Regards féministes
Sidération féministe
Alors que j’écris ces lignes, j’ai à côté de moi, sur ma table de travail, une liasse d’enveloppes contenant des lettres, accompagnées de chroniques découpées dans le Journal de Montréal, soulignées et commentées, envoyées par quelqu’un qui, sous couvert de l’anonymat, conteste des opinions que j’énonce publiquement – des opinions féministes.

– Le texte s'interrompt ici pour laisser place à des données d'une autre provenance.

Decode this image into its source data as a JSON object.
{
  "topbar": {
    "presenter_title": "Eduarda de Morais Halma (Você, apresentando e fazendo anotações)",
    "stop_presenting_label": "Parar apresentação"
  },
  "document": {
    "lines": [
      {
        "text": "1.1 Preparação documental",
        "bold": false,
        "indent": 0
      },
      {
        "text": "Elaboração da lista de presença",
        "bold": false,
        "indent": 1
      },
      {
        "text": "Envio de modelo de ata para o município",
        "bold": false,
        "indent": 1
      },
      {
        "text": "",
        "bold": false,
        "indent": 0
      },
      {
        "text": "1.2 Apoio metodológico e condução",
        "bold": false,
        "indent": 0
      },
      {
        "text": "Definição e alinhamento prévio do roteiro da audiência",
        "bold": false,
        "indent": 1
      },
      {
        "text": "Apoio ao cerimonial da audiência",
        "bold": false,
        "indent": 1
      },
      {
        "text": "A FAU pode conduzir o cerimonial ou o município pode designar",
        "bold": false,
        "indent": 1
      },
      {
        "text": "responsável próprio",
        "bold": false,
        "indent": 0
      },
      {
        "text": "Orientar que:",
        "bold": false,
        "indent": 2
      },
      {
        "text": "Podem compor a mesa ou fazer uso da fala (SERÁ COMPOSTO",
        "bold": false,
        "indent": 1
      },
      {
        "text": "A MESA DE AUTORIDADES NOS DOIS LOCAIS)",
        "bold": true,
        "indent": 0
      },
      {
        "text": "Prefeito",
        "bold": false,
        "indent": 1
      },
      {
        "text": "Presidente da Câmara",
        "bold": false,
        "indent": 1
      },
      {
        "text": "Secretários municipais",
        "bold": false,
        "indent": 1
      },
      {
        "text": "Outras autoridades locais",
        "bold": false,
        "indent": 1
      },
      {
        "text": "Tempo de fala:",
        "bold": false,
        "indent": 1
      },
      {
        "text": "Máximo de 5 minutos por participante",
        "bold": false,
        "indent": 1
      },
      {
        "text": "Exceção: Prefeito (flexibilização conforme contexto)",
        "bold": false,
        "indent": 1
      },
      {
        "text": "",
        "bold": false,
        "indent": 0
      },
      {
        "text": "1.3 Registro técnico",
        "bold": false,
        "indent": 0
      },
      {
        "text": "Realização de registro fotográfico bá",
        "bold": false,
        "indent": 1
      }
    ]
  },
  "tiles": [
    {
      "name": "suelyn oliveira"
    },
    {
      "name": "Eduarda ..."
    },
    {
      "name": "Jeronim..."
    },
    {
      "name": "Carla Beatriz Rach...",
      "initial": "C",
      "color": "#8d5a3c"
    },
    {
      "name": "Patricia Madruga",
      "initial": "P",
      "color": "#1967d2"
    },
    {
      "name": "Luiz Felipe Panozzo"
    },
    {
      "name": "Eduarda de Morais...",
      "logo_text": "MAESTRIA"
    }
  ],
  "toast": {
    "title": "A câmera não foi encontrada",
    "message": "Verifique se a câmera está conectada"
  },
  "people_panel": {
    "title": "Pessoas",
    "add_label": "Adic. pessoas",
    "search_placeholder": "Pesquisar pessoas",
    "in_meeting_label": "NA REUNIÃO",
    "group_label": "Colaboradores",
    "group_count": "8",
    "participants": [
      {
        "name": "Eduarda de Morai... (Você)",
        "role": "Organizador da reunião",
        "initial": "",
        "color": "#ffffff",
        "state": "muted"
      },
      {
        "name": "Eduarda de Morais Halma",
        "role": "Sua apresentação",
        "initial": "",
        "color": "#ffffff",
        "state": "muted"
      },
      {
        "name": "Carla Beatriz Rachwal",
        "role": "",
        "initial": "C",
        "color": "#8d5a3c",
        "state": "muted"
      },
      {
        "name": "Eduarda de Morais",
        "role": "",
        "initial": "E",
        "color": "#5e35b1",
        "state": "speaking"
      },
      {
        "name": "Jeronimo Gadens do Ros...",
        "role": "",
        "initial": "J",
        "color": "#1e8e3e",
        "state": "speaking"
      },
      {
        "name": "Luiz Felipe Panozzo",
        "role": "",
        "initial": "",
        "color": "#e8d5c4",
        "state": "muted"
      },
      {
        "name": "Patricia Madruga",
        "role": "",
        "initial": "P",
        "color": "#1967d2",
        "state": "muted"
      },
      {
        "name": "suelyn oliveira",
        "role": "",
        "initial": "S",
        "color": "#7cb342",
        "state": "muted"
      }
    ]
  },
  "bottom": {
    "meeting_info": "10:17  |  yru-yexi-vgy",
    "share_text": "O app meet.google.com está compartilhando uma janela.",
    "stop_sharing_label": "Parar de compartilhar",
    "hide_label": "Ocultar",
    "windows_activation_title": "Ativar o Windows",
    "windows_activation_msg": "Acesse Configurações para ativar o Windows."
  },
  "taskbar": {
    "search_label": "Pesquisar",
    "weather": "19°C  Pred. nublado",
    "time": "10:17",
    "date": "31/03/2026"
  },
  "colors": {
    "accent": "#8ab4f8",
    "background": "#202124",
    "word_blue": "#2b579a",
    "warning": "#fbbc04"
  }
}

Drapé d’invisibilité, il formule des reproches, me montre le droit chemin. Ça dure depuis des années. Régulièrement, une lettre, rédigée à la main, apparaît dans mon courrier à l’université. L’enveloppe comporte un timbre, parfois avec le tampon de la poste, et parfois non. Il n’y a aucun moyen de savoir qui me fait parvenir ces missives. Mais ce que je sais, c’est que celui qui se dit « obsédé de justice sociale, défenseur de rapports égalitaires entre toutes les personnes, défenseur de la liberté d’expression protégée par les chartes, opposant à la pensée unique, tyrannique et victimaire, opposant au lynchage public digne du Far West », est parfaitement conscient de ce que représente son geste. Un geste qu’il décrit comme « non préjudiciable » puisque sous couvert d’anonymat. Un geste, néanmoins, harcelant. Car même si les lettres ne comportent pas de menaces explicites, leur apparition récurrente dans ma boîte postale ressemble à une agression. Je me sens observée, scrutée, surveillée. J’ai l’impression d’être suivie par un voyeur de nuit, caché dans l’obscurité. Il se passe quelque chose dont je suis l’objet, et je n’y peux rien. Je ne peux ni répondre aux messages ni renvoyer le regard. Celui qui harcèle a une longueur d’avance sur moi : il envoie et interdit tout retour. Il interpelle et prohibe toute réplique. Il s’exprime et me confine au silence. Mais c’est ici que son pouvoir s’arrête : ce qu’il ne peut pas faire, c’est de m’empêcher de dénoncer, c’est-à-dire de témoigner.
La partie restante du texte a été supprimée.